3.        Pelita III
Pelita III dimulai tanggal 1 April 1979 - 31 Maret 1989. Pelita ini menekankan pada sektor pertanian untuk mencapai swasembada dan pemantapan industri yang mengolah bahan dasar atau bahan baku menjadi bahan jadi. Pelita II meningkat 274% dibanding pelita sebelumnya. Penduduk yang hidup d bawah garis kemiskinan tinggal 26,9 % dari jumlah penduduk tahun 1980.
4.        Pelita IV
Pelita IV dimulai 1 April 1984 - 31 Maret 1989. Pelita ini menekankan pada sektor pertanian untuk mempertahankan swasembada pangan sekaligus meningkatakan industri yang dapat memproduksi mesin-mesin untuk insustri ringan maupun berat. Penduuduk yang hidup d bawah garis kemiskinan tinggal 16,4% dari jumlah penduduk tahun 1987.
5.        Pelita V
Pelita V di mulai tanggal 1 April 1989 - 31 Maret 1994. Pelita ini menekankan pada sektor industri yang didukung oleh pertumbuhan yang mantap di sektor pertanian.
6.        Pelita VI
Pelita VI dimulai 1 April 1994 - 31 Maret 1999. Pelita VI merupakan awal pembangunan Jangka Panjang Tahap Kedua(PJPT II). Pada tahap ini bangsa Indonesia memasuki proses Tinggal Landas menuju Terwujudnya masyarakat maju, adil, dan mandiri. Pelita VI menitikberatkan pada bidang ekonomi dengan keterkaitan antara industri dan pertanian serta bidang pembangunan lainnya guna meningkatkan kualitas sumber daya manusia.

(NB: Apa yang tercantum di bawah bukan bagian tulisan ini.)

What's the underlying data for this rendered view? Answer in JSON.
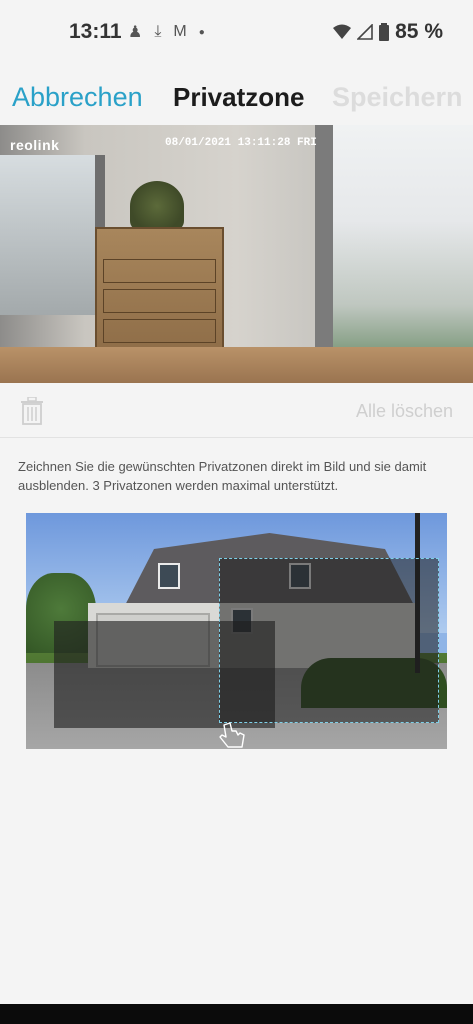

D.      Kelemahan Rezim Orde Baru
Di balik segala kemerlap kesuksesan rezim Orde Baru, terdapat  banyak sekali penyelewengan dan pelanggaran hukum dan HAM.  Contohnya, dalam upaya menyederhanakan kehidupan politik di indonesia presiden Soeharto menyatukan partai partai politik. Namun pada proses itu, Golkar (Golongan Karya), partai politik presiden, berkembang menjadi golongan penguasa yang selalu memenangkan pemilu semasa Orde Baru. Dibawah presiden Soeharto, oposisi dihilangkan, dan kekuatan masyarakat melemah.
Tekanan akan kebebasan politik belakangan menjadi keluhan masyarakat terhadap presiden soeharto dan rezim Orde Baru. Jauh sebelum reformasi 1998, protes masyarakat sebenarnya sudah mulai muncul. Dalam peristiwa malapetaka 15 Januari 1974 (Malari), massa turun ke jalan menentang masuknya modal asing, salah satu pilar program ekonomi Orde Baru. Tapi aksi massa justru disambut kekerasan aparat. Inilah salah satu demonstarsi jalanan terbesar sebelum reformasi 1998.  Semenjak itu, masyarakat menganggap bahwa presiden Soeharto bersama rezimnya merupakan penguasa yang otoriter dan anti demokrasi.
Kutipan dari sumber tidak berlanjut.